Regular readers know we’ve been way ahead of this trend. Here’s what I wrote about Walmart in October 2017:

According to Walmart, 90% of Americans live within 10 miles of one of its stores. This gives Walmart a competitive advantage in the same-day order space.

And in December 2017, I told you Walmart was focusing on a new type of customer called the “omni-shopper.” These customers shop in-store and online simultaneously to look for lower prices. It’s becoming the dominant form of shopping in the retail sector.

Here’s what I wrote then:

We’re at the beginning of a massive change in how people shop. Look for Walmart’s stock to keep rising as it entrenches itself as the leader in this space.

Omni-shopping will help customers save money. And once they start omni-shopping, they won’t look back. That’s good news for Walmart, which will be a leader in this space.

As you can see in the chart below, Walmart’s online sales growth is soaring…

This is the kind of organic growth that every company is striving for. And it shows Walmart has officially become a major player in the online retail space.

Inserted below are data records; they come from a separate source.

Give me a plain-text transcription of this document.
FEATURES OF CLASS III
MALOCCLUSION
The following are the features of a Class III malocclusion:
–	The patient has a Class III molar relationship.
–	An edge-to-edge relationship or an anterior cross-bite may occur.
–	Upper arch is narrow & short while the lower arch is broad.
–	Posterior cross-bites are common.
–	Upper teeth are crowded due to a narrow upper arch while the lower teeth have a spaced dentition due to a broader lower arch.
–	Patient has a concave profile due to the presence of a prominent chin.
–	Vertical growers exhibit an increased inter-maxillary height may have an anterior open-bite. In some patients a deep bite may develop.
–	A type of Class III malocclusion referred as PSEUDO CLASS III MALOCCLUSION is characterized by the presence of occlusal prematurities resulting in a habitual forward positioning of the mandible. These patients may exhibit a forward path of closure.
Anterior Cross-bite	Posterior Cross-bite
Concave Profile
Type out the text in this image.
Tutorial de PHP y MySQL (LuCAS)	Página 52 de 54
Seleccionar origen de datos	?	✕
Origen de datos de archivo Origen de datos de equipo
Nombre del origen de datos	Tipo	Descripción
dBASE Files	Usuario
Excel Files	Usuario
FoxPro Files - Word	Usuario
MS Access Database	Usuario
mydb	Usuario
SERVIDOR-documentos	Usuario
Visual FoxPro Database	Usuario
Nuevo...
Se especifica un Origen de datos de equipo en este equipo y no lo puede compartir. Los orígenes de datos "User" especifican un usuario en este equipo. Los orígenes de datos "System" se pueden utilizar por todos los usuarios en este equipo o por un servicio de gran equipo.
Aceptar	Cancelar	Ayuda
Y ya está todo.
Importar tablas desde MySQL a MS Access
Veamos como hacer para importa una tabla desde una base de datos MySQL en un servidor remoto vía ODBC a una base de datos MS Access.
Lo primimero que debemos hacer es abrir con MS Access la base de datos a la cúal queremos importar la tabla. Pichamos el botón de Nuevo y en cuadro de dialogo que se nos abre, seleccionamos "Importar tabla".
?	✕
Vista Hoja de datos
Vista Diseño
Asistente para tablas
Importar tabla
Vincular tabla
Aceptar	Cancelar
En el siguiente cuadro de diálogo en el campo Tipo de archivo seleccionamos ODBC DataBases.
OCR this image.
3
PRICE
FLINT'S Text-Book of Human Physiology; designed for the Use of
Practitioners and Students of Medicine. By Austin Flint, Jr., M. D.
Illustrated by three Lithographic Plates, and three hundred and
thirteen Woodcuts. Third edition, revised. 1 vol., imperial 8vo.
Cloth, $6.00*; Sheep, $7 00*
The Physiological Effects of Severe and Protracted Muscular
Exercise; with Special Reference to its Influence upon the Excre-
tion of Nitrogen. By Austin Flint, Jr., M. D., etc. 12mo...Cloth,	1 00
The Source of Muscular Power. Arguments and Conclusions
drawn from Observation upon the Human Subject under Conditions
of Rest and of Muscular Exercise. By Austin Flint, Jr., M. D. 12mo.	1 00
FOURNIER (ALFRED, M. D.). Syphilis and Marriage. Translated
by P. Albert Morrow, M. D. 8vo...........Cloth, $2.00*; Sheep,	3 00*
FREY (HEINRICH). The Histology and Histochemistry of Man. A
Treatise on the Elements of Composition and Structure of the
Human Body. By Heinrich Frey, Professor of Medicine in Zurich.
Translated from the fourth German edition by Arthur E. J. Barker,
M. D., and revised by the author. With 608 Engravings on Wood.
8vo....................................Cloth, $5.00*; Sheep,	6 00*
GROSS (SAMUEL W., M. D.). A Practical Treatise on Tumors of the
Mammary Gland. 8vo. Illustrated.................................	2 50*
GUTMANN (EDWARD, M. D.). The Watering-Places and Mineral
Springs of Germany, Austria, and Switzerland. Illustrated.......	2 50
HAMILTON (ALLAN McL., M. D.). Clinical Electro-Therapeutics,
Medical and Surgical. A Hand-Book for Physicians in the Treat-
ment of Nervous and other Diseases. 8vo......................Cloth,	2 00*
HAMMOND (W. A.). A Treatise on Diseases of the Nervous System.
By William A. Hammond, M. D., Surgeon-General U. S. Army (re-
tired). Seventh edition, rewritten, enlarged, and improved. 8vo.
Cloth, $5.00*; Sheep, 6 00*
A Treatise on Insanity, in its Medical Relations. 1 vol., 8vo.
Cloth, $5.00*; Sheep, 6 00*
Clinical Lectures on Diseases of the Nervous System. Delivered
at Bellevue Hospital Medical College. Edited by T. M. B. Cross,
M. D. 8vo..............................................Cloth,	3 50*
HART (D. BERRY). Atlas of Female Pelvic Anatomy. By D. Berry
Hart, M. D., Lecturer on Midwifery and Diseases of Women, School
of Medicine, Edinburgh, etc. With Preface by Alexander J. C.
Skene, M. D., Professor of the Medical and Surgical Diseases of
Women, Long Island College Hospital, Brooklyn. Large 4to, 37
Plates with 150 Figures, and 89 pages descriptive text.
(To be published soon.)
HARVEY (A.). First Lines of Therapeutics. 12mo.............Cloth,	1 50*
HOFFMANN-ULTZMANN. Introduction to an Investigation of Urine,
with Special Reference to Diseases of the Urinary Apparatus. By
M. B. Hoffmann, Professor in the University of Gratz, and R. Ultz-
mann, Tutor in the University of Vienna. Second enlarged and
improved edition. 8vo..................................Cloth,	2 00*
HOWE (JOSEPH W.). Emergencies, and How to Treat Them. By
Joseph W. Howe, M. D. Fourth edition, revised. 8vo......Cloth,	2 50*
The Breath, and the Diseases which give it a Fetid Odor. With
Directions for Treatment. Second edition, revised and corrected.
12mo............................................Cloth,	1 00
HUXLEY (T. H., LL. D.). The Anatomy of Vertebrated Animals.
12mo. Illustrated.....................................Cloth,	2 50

After an initial pop to over $103 per share on its earnings announcement last week, shares have pulled back to around $99—giving investors a chance to get in at a slightly lower price.

On top of that, Walmart pays a nice 2.1% dividend. And it has a long history of raising that dividend every year.

So if you’re looking for a safe way to gain exposure to the online shopping trend, consider adding Walmart to your portfolio.